MTL Missing: For .obj files, this status indicates that a referenced Material Template Library (.mtl) file could not be found.
Textures Missing: For .mtl files, this status indicates that one or more referenced texture files could not be found.
File Conflict: This status arises when the application finds multiple, non-identical versions of a referenced file (e.g., two different texture.png files in different locations).

You can click on the status of any file to open a detailed report that provides specific information about any errors or warnings, as well as other relevant file details.

Automatic Archiving for 3D Models

For complex 3D models, particularly those with numerous texture files organized in subdirectories, the application provides an automatic archiving feature. If you enabled the "Archive files in subdirectories" option in the previous step, the application will:

Identify all texture files and other secondary assets associated with your 3D model.
Create a .zip archive containing these assets.
Place the archive in your designated Output Data Directory.
Link the archive to the primary model file in the project's file hierarchy.

This process simplifies the management of complex 3D data by bundling all associated files into a single, organized archive. This not only keeps your project directory tidy but also ensures that all necessary files are present when you later process or publish your data.
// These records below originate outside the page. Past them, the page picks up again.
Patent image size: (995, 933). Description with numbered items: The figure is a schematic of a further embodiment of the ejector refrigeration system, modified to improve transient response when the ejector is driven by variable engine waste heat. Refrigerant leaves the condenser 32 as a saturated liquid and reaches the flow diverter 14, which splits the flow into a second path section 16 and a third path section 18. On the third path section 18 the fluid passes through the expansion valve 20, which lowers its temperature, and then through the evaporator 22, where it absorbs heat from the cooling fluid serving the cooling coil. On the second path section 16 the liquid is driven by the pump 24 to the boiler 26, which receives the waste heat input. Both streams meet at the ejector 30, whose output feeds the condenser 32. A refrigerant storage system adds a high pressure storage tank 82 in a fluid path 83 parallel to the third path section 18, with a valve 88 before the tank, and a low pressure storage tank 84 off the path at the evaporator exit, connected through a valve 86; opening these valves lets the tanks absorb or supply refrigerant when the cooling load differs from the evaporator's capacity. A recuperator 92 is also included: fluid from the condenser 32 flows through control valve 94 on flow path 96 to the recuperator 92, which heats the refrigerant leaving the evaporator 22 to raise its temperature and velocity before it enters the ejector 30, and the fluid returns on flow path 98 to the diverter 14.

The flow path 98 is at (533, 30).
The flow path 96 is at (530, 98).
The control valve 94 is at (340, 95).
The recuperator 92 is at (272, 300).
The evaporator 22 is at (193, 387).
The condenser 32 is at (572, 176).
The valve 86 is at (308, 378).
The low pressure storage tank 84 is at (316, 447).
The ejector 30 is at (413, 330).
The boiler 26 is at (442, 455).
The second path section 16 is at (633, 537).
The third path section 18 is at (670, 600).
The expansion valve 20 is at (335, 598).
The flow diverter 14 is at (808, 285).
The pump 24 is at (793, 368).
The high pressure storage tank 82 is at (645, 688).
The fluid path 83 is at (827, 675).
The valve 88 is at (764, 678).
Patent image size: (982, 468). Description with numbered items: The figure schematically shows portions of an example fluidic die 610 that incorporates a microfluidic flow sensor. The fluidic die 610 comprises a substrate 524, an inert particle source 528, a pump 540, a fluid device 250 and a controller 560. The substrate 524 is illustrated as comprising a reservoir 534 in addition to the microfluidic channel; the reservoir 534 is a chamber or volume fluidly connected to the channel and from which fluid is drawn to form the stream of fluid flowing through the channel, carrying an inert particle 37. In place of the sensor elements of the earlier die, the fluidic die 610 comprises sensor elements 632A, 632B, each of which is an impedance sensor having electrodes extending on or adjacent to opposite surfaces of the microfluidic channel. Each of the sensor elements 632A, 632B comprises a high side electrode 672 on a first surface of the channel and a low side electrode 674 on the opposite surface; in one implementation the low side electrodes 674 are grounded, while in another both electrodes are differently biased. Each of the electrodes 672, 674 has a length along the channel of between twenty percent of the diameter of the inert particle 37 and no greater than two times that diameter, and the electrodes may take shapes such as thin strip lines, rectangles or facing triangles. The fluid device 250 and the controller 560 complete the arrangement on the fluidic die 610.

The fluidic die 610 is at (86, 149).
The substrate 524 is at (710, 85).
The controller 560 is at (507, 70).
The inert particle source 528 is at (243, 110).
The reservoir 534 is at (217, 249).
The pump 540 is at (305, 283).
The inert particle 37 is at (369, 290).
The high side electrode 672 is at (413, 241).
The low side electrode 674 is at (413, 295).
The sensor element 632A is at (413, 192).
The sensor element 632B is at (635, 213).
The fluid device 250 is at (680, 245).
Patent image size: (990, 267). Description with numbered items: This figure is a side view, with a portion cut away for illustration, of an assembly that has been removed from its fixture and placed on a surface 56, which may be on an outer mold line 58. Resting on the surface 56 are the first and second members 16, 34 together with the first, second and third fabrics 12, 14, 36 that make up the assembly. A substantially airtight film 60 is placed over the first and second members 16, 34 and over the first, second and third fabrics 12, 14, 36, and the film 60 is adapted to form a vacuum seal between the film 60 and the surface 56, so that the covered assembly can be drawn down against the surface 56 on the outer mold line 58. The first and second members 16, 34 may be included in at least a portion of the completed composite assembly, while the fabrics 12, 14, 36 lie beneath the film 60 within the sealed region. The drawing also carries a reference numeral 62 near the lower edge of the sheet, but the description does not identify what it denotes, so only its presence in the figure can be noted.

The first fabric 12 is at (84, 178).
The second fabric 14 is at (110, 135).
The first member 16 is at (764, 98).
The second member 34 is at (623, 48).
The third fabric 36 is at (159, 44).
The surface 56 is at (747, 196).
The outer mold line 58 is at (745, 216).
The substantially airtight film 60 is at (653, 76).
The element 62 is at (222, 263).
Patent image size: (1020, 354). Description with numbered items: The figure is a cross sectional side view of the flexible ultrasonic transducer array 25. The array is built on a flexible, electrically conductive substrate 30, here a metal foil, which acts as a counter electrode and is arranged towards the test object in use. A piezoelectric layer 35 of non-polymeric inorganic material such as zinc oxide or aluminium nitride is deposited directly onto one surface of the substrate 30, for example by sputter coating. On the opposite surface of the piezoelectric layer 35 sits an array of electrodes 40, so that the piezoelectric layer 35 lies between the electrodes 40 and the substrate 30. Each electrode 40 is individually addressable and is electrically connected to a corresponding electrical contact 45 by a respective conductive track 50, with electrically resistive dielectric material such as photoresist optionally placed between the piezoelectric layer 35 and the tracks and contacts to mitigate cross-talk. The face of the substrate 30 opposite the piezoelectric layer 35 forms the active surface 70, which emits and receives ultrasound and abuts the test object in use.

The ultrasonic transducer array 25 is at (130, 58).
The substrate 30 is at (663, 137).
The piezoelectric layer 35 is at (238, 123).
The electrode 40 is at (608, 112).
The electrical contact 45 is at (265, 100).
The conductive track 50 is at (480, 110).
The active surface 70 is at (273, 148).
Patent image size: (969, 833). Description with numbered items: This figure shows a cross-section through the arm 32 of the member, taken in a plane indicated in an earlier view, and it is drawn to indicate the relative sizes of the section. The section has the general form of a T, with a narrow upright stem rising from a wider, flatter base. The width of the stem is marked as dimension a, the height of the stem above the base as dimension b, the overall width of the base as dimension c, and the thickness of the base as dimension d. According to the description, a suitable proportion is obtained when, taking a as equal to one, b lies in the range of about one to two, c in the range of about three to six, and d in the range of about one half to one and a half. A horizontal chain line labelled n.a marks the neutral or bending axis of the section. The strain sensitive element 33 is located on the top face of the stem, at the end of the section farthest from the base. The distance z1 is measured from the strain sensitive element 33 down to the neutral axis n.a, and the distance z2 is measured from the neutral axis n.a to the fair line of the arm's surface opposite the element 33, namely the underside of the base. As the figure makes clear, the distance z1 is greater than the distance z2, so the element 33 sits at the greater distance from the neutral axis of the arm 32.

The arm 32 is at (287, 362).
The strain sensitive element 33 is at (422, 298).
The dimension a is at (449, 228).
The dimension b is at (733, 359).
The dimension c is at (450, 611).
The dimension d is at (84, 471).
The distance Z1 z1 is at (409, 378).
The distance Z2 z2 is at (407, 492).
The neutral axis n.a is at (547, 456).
The Review Found Files step is your opportunity to catch and address any issues with your data before they become problematic later in the workflow. Take the time to carefully review the file list and the validation reports to ensure that your project is built on a solid foundation of clean, well-structured data. If you identify any flaws, you can fix it and re-run the scan by clicking on Back and Next again.

Step 6: Project Creation Complete¶

Once you have reviewed the file list and are satisfied with the configuration, the application will create the project's .hdpc file and you will be taken to the project dashboard.

Loading an Existing Project¶

You can load an existing project at any time from the application's main welcome screen. Simply click the "Load Existing Project" button and select the appropriate .hdpc file. The application will then load the project's configuration and data, and you will be taken to the project dashboard, ready to continue your work.

The .hdpc file is the central hub of your project. It is a database file that stores all of your project's configuration, file information, and processing history. It is therefore crucial that you keep this file in a safe and accessible location.